Von Anja Nehls | 07.07.2010
    Roland Kliche und Ralf Mehlhorn wandern mit Plastiktüte, Gummihandschuhen und geschultem Blick durch die Berliner Straßen und Grünanlagen. Die beiden arbeiten als Ambrosia Scouts und haben ihre Augen überall, nicht nur unten, sondern auch oben:

    "Zum Beispiel an so einem Balkon kann man mal schauen, wenn da Vogelfutter verstreut wird, dann kann das sein, dass da schon mal Ambrosia wächst."

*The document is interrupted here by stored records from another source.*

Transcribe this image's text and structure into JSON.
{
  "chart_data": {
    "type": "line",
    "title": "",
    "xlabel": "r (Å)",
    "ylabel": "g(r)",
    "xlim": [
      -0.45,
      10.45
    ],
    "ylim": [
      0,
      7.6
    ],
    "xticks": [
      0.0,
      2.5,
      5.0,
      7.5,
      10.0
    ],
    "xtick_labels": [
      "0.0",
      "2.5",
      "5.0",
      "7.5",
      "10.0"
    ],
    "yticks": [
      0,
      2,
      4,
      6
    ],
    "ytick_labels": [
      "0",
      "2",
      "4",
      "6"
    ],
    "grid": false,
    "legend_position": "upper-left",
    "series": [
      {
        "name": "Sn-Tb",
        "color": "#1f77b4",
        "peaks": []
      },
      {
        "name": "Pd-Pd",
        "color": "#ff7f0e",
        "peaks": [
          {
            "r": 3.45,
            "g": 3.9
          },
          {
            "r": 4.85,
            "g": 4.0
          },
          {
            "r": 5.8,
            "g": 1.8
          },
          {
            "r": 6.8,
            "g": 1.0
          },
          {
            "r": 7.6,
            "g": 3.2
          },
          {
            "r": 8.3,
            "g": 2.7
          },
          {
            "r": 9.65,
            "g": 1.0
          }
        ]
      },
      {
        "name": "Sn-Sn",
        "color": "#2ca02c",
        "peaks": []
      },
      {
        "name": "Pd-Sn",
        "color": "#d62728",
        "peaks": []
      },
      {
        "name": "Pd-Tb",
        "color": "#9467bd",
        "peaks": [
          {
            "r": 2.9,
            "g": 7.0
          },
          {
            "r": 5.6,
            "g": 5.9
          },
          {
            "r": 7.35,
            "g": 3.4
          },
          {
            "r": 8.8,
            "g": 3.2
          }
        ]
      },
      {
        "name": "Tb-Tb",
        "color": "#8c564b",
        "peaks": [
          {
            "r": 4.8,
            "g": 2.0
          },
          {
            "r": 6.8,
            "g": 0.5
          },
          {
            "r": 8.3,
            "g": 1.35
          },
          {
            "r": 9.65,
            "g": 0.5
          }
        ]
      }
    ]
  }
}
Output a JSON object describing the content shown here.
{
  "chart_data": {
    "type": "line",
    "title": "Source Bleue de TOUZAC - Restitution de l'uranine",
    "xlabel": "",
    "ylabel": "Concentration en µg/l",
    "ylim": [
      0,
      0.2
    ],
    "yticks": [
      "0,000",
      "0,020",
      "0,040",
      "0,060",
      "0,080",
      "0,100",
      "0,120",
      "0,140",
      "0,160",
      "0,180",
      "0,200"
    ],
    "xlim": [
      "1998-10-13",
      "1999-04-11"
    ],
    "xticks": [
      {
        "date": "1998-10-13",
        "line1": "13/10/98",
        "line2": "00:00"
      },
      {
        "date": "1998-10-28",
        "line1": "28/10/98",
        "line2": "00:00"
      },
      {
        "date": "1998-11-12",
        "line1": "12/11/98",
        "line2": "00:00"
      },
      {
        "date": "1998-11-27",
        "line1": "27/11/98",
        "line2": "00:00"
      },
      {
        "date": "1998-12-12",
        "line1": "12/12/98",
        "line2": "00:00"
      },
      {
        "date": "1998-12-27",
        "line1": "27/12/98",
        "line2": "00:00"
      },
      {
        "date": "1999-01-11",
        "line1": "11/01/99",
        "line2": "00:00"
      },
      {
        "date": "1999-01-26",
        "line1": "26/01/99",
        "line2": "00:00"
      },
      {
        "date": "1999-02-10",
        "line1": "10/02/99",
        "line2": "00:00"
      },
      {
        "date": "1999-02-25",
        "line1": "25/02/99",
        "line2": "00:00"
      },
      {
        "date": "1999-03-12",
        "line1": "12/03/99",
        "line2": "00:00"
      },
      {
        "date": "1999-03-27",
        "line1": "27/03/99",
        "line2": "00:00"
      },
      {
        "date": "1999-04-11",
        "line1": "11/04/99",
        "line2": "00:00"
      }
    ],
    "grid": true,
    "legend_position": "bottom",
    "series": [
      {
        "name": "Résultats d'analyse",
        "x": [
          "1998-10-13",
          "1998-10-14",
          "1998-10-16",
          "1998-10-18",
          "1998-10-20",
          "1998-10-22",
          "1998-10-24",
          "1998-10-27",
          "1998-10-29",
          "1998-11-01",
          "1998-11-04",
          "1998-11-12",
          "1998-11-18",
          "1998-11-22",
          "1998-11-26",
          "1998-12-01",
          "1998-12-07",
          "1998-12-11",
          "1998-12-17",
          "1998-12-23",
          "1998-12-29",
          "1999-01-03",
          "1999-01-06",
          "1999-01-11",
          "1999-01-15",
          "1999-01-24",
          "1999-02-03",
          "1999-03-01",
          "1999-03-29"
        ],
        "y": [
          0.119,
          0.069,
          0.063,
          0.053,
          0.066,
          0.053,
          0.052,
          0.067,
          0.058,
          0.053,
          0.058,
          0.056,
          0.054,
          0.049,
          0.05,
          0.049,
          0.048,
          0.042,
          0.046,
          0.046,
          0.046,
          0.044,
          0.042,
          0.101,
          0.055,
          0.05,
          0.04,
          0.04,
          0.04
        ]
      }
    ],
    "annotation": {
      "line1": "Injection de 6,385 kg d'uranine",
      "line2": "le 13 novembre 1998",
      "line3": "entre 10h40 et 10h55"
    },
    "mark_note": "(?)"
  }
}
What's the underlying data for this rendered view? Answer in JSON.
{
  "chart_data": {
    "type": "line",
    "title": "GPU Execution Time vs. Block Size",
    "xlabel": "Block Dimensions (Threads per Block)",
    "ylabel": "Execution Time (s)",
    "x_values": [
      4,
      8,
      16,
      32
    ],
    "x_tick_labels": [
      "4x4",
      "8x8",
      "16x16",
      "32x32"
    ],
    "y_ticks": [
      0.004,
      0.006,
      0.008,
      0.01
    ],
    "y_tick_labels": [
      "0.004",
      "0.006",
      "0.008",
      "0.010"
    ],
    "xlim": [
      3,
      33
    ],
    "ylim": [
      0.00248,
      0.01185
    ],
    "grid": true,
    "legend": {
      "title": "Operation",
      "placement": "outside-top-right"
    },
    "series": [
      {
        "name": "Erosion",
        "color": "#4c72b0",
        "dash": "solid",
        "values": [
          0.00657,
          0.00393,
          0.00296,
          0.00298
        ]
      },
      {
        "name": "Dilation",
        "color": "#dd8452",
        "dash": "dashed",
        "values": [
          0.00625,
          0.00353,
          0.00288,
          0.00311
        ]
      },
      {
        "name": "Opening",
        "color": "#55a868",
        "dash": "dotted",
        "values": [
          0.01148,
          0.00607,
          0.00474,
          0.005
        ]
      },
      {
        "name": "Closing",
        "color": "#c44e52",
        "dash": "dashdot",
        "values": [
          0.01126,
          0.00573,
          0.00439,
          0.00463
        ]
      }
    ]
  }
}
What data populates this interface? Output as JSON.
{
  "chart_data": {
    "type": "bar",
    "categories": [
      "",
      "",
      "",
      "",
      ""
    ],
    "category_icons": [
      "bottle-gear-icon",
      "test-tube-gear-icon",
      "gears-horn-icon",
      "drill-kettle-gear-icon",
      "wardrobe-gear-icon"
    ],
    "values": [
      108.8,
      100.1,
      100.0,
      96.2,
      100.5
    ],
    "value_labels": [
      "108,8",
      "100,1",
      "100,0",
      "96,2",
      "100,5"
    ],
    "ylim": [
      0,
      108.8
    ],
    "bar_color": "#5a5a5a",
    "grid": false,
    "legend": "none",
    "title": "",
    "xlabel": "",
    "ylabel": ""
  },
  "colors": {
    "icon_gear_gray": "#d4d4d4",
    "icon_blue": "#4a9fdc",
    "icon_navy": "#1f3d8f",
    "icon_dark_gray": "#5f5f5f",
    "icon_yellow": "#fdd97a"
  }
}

    Der Samen der Pflanze kommt nämlich häufig aus dem Balkan, vielfach aus Ungarn - und zwar im Saatgut und im Vogelfutter:

    "Der kommt dann im Vogelfutter nach Deutschland, das wird hier billig angeboten und so wird durch die Bevölkerung Vogelfutter ausgestreut und der Ambrosia Samen überall verteilt."

    Auch durch Füllboden auf Baustellen verbreitet sich der Samen. Wie er allerdings gerade in den zum Teil jahrelang gelagerten Boden gelangt, ist bis heute nicht wirklich geklärt.

    Die ursprünglich aus Amerika stammende Pflanze ist hochallergen - schon wenige Pollen pro Kubikmeter Luft genügen, um einen noch nicht allergischen Menschen zu sensibilisieren oder bei Allergikern schwere Reaktionen auszulösen.

    Berlin versucht mit einem Aktionsprogramm, die Ausbreitung der unerwünschten Pflanze in den Griff zu bekommen. Ein Euro Jobber wie Roland Kliche und Ralf Mehlhorn sind unterwegs, suchen die Pflanzen und reißen sie mit Wurzel heraus. Im Juni/Juli sind die Pflanzen noch klein. Sie haben spitze Blätter und ähneln den Blättern von Studentenblumen oder dem Beifuß:

    "Ein sehr gutes Erkennungsmerkmal ist, wenn man die Blätter von unten sich anschaut, Beifuß ist unten grau-weiß und die Ambrosia ist unten grün."

    Da, auf einmal stoppen die beiden an einer Parkbank in einer Grünanlage. Hinter dem Mülleimer wachsen mehrere kleine Ambrosia Pflanzen.

    "Die können wir jetzt rausreißen, normalerweise zieht man sich jetzt Handschuhe an, so mit Wurzel rausreißen, ist mir auch gelungen. So die nächsten, die haben wir jetzt erstmal eliminiert."

    Die Pflanzen wandern in den Müll, keinesfalls in den Biomüll. Denn die Samen bleiben fast 40 Jahre keimfähig. Die Samen bilden sich im September/Oktober, die aggressiven Pollen fliegen von Juli bis hinein in den Oktober:

    "Und die Gefahr ist, dass sich das festsetzt in den Lungen und den Bronchien und dass dadurch Asthma entstehen kann."

    Deshalb machen die beiden Jagd auf die unscheinbaren Pflanzen. In Berlin zumindest hat die Ausbreitung der Ambrosia in den vergangenen drei Jahren, seit die Ambrosia-Scouts im Einsatz sind - wenigstens nicht zugenommen.